I do not think it necessary to refer to that material in detail but simply to summarise the salient points. Ash is an alcoholic. She is making progress in dealing with that problem but, not infrequently, relapses and fails to care for the children. She also suffers from anxiety and depression and is benzodiazepine-dependent. The children are now aged eight and five, having been born on 15th October 1997 and 24th November 2000. They would sometimes be at risk if they were left in Ash’s care alone. She has no relatives able to care for them. The material is silent about the respondent’s brothers, who were referred to on the plea. Not without hesitation, for the evidence is less than satisfactory, I am prepared to accept that the hardship to the children, if the respondent were imprisoned, is sufficiently exceptional to be taken into account pursuant to s.16A(2)(p).
Hardship, even exceptional hardship, to children or other dependants is not a passport to freedom. It is simply a factor to be taken into account. In some cases it is entitled to great weight, in others to hardly any weight at all.[14] I turn to other factors that may be entitled to as much, if not more, weight in the present case.

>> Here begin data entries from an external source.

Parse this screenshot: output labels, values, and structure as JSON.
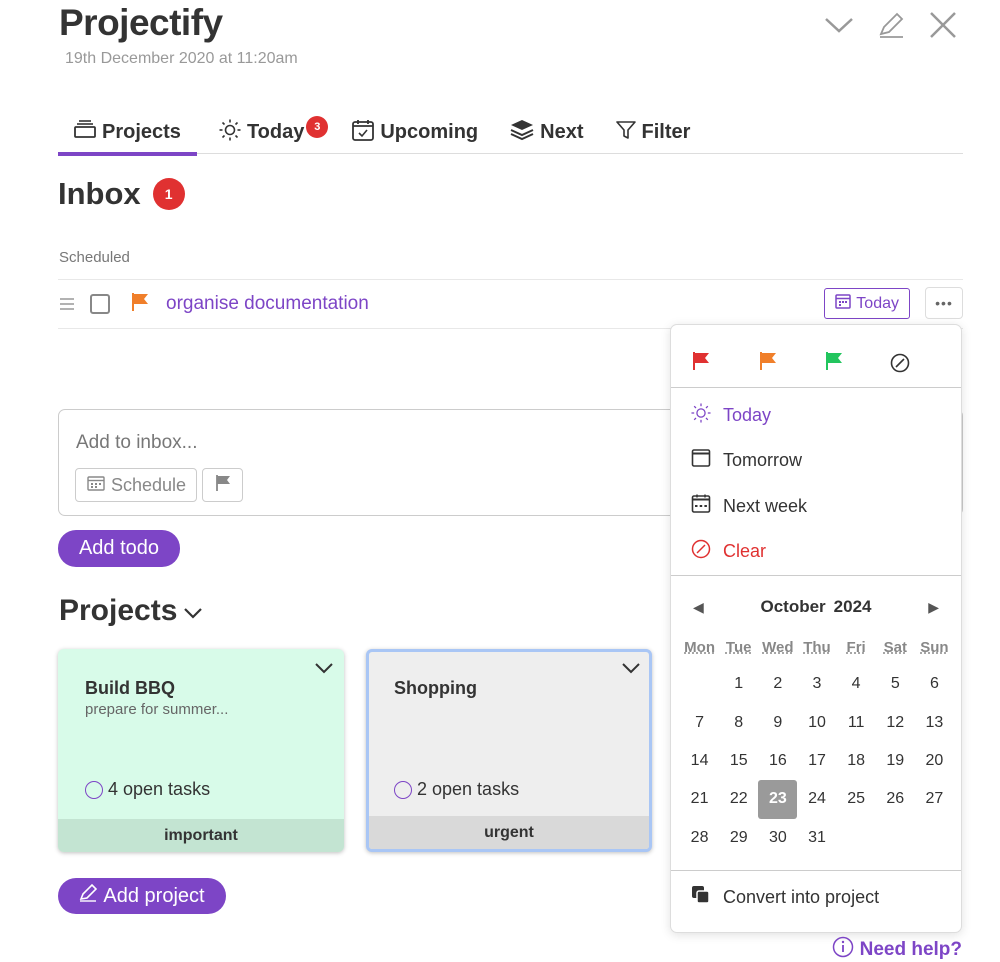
{
  "header": {
    "title": "Projectify",
    "subtitle": "19th December 2020 at 11:20am"
  },
  "tabs": [
    {
      "label": "Projects",
      "icon": "projects-icon",
      "active": true
    },
    {
      "label": "Today",
      "icon": "sun-icon",
      "badge": "3"
    },
    {
      "label": "Upcoming",
      "icon": "calendar-icon"
    },
    {
      "label": "Next",
      "icon": "layers-icon"
    },
    {
      "label": "Filter",
      "icon": "filter-icon"
    }
  ],
  "inbox": {
    "title": "Inbox",
    "badge": "1",
    "section": "Scheduled",
    "todo": {
      "text": "organise documentation",
      "due_label": "Today",
      "flag_color": "#f07f2a"
    },
    "add_placeholder": "Add to inbox...",
    "schedule_label": "Schedule",
    "add_button": "Add todo"
  },
  "projects": {
    "title": "Projects",
    "cards": [
      {
        "name": "Build BBQ",
        "description": "prepare for summer...",
        "open_tasks": "4 open tasks",
        "tag": "important"
      },
      {
        "name": "Shopping",
        "description": "",
        "open_tasks": "2 open tasks",
        "tag": "urgent"
      }
    ],
    "add_button": "Add project"
  },
  "dropdown": {
    "flag_colors": [
      "#e03131",
      "#f07f2a",
      "#22c55e"
    ],
    "quick": [
      {
        "label": "Today",
        "icon": "sun-icon",
        "color": "#7d45c6"
      },
      {
        "label": "Tomorrow",
        "icon": "calendar-tomorrow-icon"
      },
      {
        "label": "Next week",
        "icon": "calendar-week-icon"
      },
      {
        "label": "Clear",
        "icon": "clear-icon",
        "color": "#e03131"
      }
    ],
    "calendar": {
      "month": "October",
      "year": "2024",
      "weekdays": [
        "Mon",
        "Tue",
        "Wed",
        "Thu",
        "Fri",
        "Sat",
        "Sun"
      ],
      "selected_day": "23",
      "first_weekday_offset": 1,
      "days_in_month": 31
    },
    "convert_label": "Convert into project"
  },
  "help": "Need help?",
  "colors": {
    "accent": "#7d45c6",
    "badge": "#e03131"
  }
}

[14]Murder and serious cases of armed robbery are examples, ready to hand, of offences where hardship to dependants would ordinarily be entitled to little, if any, weight.
The last offence on the indictment occurred on or about 17th October 2001, having been set in train the previous month.[15] The respondent has not offended again. He has been at liberty since being released on parole pursuant to Judge Anderson’s sentence on 28th May 2002. The fact that he was not required to serve any part of the sentence imposed by Judge Douglas does not disable the Court of Appeal from imposing an immediate custodial sentence,[16] but it is a relevant factor. The hope of liberty, once held out, is not to be disregarded. The respondent was not to be sentenced, and is not to be resentenced, as if he had pleaded guilty to more serious offences[17]. Any different sentence that we imposed would have to allow for double jeopardy.
[15]See [9] above.
[16]Director of Public Prosecutions v. Ellis (2005) 153 A.Crim.R. 340 at 350 [27] and [30].

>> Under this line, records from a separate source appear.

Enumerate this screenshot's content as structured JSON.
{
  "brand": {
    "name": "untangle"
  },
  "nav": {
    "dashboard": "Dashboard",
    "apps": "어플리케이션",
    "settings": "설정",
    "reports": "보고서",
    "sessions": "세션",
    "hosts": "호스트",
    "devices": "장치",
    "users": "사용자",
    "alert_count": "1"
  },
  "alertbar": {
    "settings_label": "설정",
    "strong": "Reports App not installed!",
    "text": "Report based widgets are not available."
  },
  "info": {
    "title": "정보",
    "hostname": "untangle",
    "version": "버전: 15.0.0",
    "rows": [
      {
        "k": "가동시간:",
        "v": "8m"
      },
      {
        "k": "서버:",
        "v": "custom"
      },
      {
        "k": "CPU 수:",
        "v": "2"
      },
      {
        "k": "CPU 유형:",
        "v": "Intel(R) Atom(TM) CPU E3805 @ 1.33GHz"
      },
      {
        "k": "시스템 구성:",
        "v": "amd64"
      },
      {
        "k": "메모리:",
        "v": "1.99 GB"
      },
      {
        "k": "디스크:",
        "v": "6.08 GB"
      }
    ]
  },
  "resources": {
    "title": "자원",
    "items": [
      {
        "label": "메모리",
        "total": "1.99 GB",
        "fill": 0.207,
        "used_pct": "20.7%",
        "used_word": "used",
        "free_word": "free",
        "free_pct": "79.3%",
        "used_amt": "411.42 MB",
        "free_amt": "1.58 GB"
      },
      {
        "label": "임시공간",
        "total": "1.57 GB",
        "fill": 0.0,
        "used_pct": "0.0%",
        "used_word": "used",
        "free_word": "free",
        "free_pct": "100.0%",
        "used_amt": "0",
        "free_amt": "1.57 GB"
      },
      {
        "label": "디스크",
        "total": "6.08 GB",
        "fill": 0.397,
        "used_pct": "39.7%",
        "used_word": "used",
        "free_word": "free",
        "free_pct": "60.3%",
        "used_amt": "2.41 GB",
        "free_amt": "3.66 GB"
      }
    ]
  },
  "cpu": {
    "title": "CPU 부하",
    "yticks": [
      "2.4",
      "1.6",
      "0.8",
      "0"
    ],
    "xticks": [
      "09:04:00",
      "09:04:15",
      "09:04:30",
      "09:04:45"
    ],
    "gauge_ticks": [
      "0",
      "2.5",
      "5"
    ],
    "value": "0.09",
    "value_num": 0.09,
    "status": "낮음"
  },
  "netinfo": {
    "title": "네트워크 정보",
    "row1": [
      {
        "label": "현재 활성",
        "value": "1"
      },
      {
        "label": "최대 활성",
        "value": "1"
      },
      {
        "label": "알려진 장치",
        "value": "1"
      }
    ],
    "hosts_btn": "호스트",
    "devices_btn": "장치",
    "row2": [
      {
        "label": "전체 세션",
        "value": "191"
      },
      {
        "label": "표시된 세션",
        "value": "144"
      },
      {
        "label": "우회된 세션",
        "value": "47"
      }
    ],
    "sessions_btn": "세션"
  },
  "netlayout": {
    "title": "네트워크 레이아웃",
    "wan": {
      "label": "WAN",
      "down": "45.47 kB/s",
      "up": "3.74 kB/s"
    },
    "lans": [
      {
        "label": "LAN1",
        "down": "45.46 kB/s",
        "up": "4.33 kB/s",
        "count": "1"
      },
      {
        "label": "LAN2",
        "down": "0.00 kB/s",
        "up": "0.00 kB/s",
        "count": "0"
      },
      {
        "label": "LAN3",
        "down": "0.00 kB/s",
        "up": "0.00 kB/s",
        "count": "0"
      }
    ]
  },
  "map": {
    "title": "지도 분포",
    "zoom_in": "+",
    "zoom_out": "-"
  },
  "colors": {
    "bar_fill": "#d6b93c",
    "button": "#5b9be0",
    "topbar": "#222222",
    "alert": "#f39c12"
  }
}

[17]See [13] – [14] above.
In all those circumstances, of which hardship to the children is only one, I propose that the appeal be dismissed.
EAMES, J.A.:
For the reasons given by Callaway, J.A., I agree that the order of the learned sentencing judge permitting the immediate release of the respondent on recognizance rendered the sentence manifestly inadequate. I am, however, persuaded, albeit with some hesitation, that when set against the backdrop of the principles relevant to a Crown appeal, the factors identified by his Honour as relevant to re-sentencing justify the disposition he proposes.
I agree, therefore, that the appeal should be dismissed.
ASHLEY, J.A.:
I agree with Callaway, J.A. that the appeal should be dismissed, notwithstanding that the sentence passed at trial was manifestly inadequate. That said, the respondent can count himself very fortunate indeed that the question whether he should be re-sentenced arose in 2006, in the context of a Director’s appeal.